Il marchese di Montefalcone, come uno degli uomini i più onesti e i meglio intenzionati, si volle a parte del nuovo ministero, di cui fu presidente e compositore il commendatore Antonio Spinelli, disegnando affidategli il dicastero dell’interno e della polizia. Ma avendo il nostro protagonista rifiutato di far parte di quell’amministrazione, ch’egli riteneva, a ragione, non potere nè dovere sussistere a lungo, si occupò invece di favorire e propagare nella capitale e nelle provincie l’idea dell’unificazione italiana, astenendosi persino dal prender possesso della carica conferitagli di consigliere di Stato, onde non esser costretto a prestare un giuramento, che egli non poteva tenere.
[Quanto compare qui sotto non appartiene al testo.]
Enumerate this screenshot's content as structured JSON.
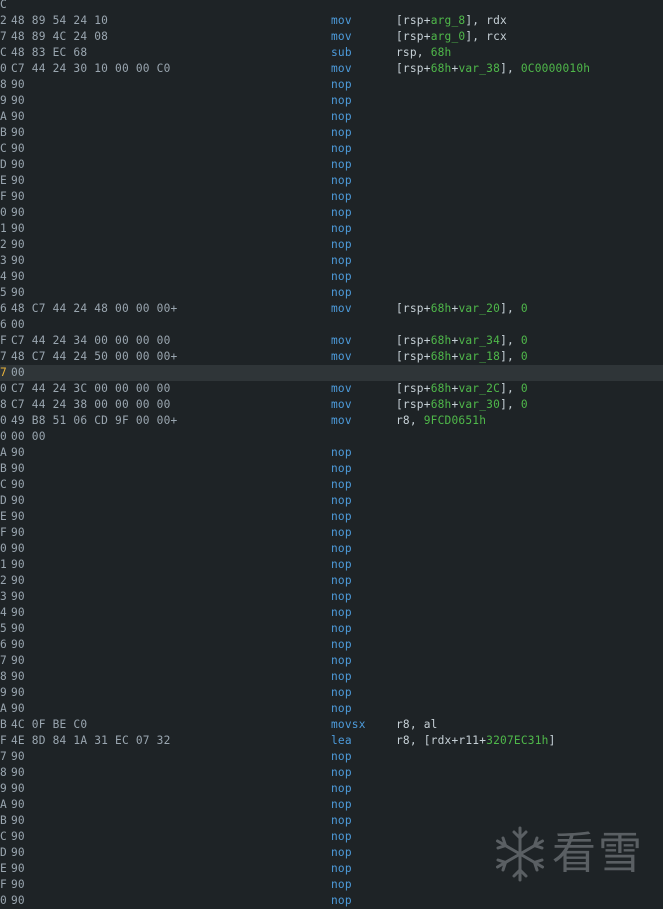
{
  "listing": [
    {
      "prefix": "C",
      "bytes": "",
      "mnemonic": "",
      "operands": []
    },
    {
      "prefix": "2",
      "bytes": "48 89 54 24 10",
      "mnemonic": "mov",
      "operands": [
        {
          "t": "[rsp+"
        },
        {
          "t": "arg_8",
          "c": "g"
        },
        {
          "t": "], rdx"
        }
      ]
    },
    {
      "prefix": "7",
      "bytes": "48 89 4C 24 08",
      "mnemonic": "mov",
      "operands": [
        {
          "t": "[rsp+"
        },
        {
          "t": "arg_0",
          "c": "g"
        },
        {
          "t": "], rcx"
        }
      ]
    },
    {
      "prefix": "C",
      "bytes": "48 83 EC 68",
      "mnemonic": "sub",
      "operands": [
        {
          "t": "rsp, "
        },
        {
          "t": "68h",
          "c": "g"
        }
      ]
    },
    {
      "prefix": "0",
      "bytes": "C7 44 24 30 10 00 00 C0",
      "mnemonic": "mov",
      "operands": [
        {
          "t": "[rsp+"
        },
        {
          "t": "68h",
          "c": "g"
        },
        {
          "t": "+"
        },
        {
          "t": "var_38",
          "c": "g"
        },
        {
          "t": "], "
        },
        {
          "t": "0C0000010h",
          "c": "g"
        }
      ]
    },
    {
      "prefix": "8",
      "bytes": "90",
      "mnemonic": "nop",
      "operands": []
    },
    {
      "prefix": "9",
      "bytes": "90",
      "mnemonic": "nop",
      "operands": []
    },
    {
      "prefix": "A",
      "bytes": "90",
      "mnemonic": "nop",
      "operands": []
    },
    {
      "prefix": "B",
      "bytes": "90",
      "mnemonic": "nop",
      "operands": []
    },
    {
      "prefix": "C",
      "bytes": "90",
      "mnemonic": "nop",
      "operands": []
    },
    {
      "prefix": "D",
      "bytes": "90",
      "mnemonic": "nop",
      "operands": []
    },
    {
      "prefix": "E",
      "bytes": "90",
      "mnemonic": "nop",
      "operands": []
    },
    {
      "prefix": "F",
      "bytes": "90",
      "mnemonic": "nop",
      "operands": []
    },
    {
      "prefix": "0",
      "bytes": "90",
      "mnemonic": "nop",
      "operands": []
    },
    {
      "prefix": "1",
      "bytes": "90",
      "mnemonic": "nop",
      "operands": []
    },
    {
      "prefix": "2",
      "bytes": "90",
      "mnemonic": "nop",
      "operands": []
    },
    {
      "prefix": "3",
      "bytes": "90",
      "mnemonic": "nop",
      "operands": []
    },
    {
      "prefix": "4",
      "bytes": "90",
      "mnemonic": "nop",
      "operands": []
    },
    {
      "prefix": "5",
      "bytes": "90",
      "mnemonic": "nop",
      "operands": []
    },
    {
      "prefix": "6",
      "bytes": "48 C7 44 24 48 00 00 00+",
      "mnemonic": "mov",
      "operands": [
        {
          "t": "[rsp+"
        },
        {
          "t": "68h",
          "c": "g"
        },
        {
          "t": "+"
        },
        {
          "t": "var_20",
          "c": "g"
        },
        {
          "t": "], "
        },
        {
          "t": "0",
          "c": "g"
        }
      ]
    },
    {
      "prefix": "6",
      "bytes": "00",
      "mnemonic": "",
      "operands": []
    },
    {
      "prefix": "F",
      "bytes": "C7 44 24 34 00 00 00 00",
      "mnemonic": "mov",
      "operands": [
        {
          "t": "[rsp+"
        },
        {
          "t": "68h",
          "c": "g"
        },
        {
          "t": "+"
        },
        {
          "t": "var_34",
          "c": "g"
        },
        {
          "t": "], "
        },
        {
          "t": "0",
          "c": "g"
        }
      ]
    },
    {
      "prefix": "7",
      "bytes": "48 C7 44 24 50 00 00 00+",
      "mnemonic": "mov",
      "operands": [
        {
          "t": "[rsp+"
        },
        {
          "t": "68h",
          "c": "g"
        },
        {
          "t": "+"
        },
        {
          "t": "var_18",
          "c": "g"
        },
        {
          "t": "], "
        },
        {
          "t": "0",
          "c": "g"
        }
      ]
    },
    {
      "prefix": "7",
      "bytes": "00",
      "mnemonic": "",
      "operands": [],
      "highlight": true
    },
    {
      "prefix": "0",
      "bytes": "C7 44 24 3C 00 00 00 00",
      "mnemonic": "mov",
      "operands": [
        {
          "t": "[rsp+"
        },
        {
          "t": "68h",
          "c": "g"
        },
        {
          "t": "+"
        },
        {
          "t": "var_2C",
          "c": "g"
        },
        {
          "t": "], "
        },
        {
          "t": "0",
          "c": "g"
        }
      ]
    },
    {
      "prefix": "8",
      "bytes": "C7 44 24 38 00 00 00 00",
      "mnemonic": "mov",
      "operands": [
        {
          "t": "[rsp+"
        },
        {
          "t": "68h",
          "c": "g"
        },
        {
          "t": "+"
        },
        {
          "t": "var_30",
          "c": "g"
        },
        {
          "t": "], "
        },
        {
          "t": "0",
          "c": "g"
        }
      ]
    },
    {
      "prefix": "0",
      "bytes": "49 B8 51 06 CD 9F 00 00+",
      "mnemonic": "mov",
      "operands": [
        {
          "t": "r8, "
        },
        {
          "t": "9FCD0651h",
          "c": "g"
        }
      ]
    },
    {
      "prefix": "0",
      "bytes": "00 00",
      "mnemonic": "",
      "operands": []
    },
    {
      "prefix": "A",
      "bytes": "90",
      "mnemonic": "nop",
      "operands": []
    },
    {
      "prefix": "B",
      "bytes": "90",
      "mnemonic": "nop",
      "operands": []
    },
    {
      "prefix": "C",
      "bytes": "90",
      "mnemonic": "nop",
      "operands": []
    },
    {
      "prefix": "D",
      "bytes": "90",
      "mnemonic": "nop",
      "operands": []
    },
    {
      "prefix": "E",
      "bytes": "90",
      "mnemonic": "nop",
      "operands": []
    },
    {
      "prefix": "F",
      "bytes": "90",
      "mnemonic": "nop",
      "operands": []
    },
    {
      "prefix": "0",
      "bytes": "90",
      "mnemonic": "nop",
      "operands": []
    },
    {
      "prefix": "1",
      "bytes": "90",
      "mnemonic": "nop",
      "operands": []
    },
    {
      "prefix": "2",
      "bytes": "90",
      "mnemonic": "nop",
      "operands": []
    },
    {
      "prefix": "3",
      "bytes": "90",
      "mnemonic": "nop",
      "operands": []
    },
    {
      "prefix": "4",
      "bytes": "90",
      "mnemonic": "nop",
      "operands": []
    },
    {
      "prefix": "5",
      "bytes": "90",
      "mnemonic": "nop",
      "operands": []
    },
    {
      "prefix": "6",
      "bytes": "90",
      "mnemonic": "nop",
      "operands": []
    },
    {
      "prefix": "7",
      "bytes": "90",
      "mnemonic": "nop",
      "operands": []
    },
    {
      "prefix": "8",
      "bytes": "90",
      "mnemonic": "nop",
      "operands": []
    },
    {
      "prefix": "9",
      "bytes": "90",
      "mnemonic": "nop",
      "operands": []
    },
    {
      "prefix": "A",
      "bytes": "90",
      "mnemonic": "nop",
      "operands": []
    },
    {
      "prefix": "B",
      "bytes": "4C 0F BE C0",
      "mnemonic": "movsx",
      "operands": [
        {
          "t": "r8, al"
        }
      ]
    },
    {
      "prefix": "F",
      "bytes": "4E 8D 84 1A 31 EC 07 32",
      "mnemonic": "lea",
      "operands": [
        {
          "t": "r8, [rdx+r11+"
        },
        {
          "t": "3207EC31h",
          "c": "g"
        },
        {
          "t": "]"
        }
      ]
    },
    {
      "prefix": "7",
      "bytes": "90",
      "mnemonic": "nop",
      "operands": []
    },
    {
      "prefix": "8",
      "bytes": "90",
      "mnemonic": "nop",
      "operands": []
    },
    {
      "prefix": "9",
      "bytes": "90",
      "mnemonic": "nop",
      "operands": []
    },
    {
      "prefix": "A",
      "bytes": "90",
      "mnemonic": "nop",
      "operands": []
    },
    {
      "prefix": "B",
      "bytes": "90",
      "mnemonic": "nop",
      "operands": []
    },
    {
      "prefix": "C",
      "bytes": "90",
      "mnemonic": "nop",
      "operands": []
    },
    {
      "prefix": "D",
      "bytes": "90",
      "mnemonic": "nop",
      "operands": []
    },
    {
      "prefix": "E",
      "bytes": "90",
      "mnemonic": "nop",
      "operands": []
    },
    {
      "prefix": "F",
      "bytes": "90",
      "mnemonic": "nop",
      "operands": []
    },
    {
      "prefix": "0",
      "bytes": "90",
      "mnemonic": "nop",
      "operands": []
    }
  ],
  "highlight_prefix_color": "#e8b23a",
  "watermark": {
    "text": "看雪",
    "icon": "snowflake-icon"
  }
}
Giunto a Napoli Garibaldi, il d’Afflitto entrò al ministero come ministro dei lavori pubblici, ma non rimase a lungo in tal carica, non consentendo alla sua dignità il dover sottostare alle continue usurpazioni ed atti arbitrarî emananti dalla segreteria Bertani.
All’arrivo in Napoli del Re, istituito il consiglio di luogotenenza presieduto dal luogotenente cavaliere Farini, egli fu di nuovo incaricato del dicastero dei pubblici lavori, poi di quello dell’interno, nel quale impiego si rimase fino al momento in cui il cavaliere Farini ebbe data la sua dimissione, e con esso tutto il consiglio di luogotenenza.
L’illustre uomo di Stato del quale porgiamo i cenni biografici venne nominato alla dignità di senatore con regio decreto del 20 gennajo 1861.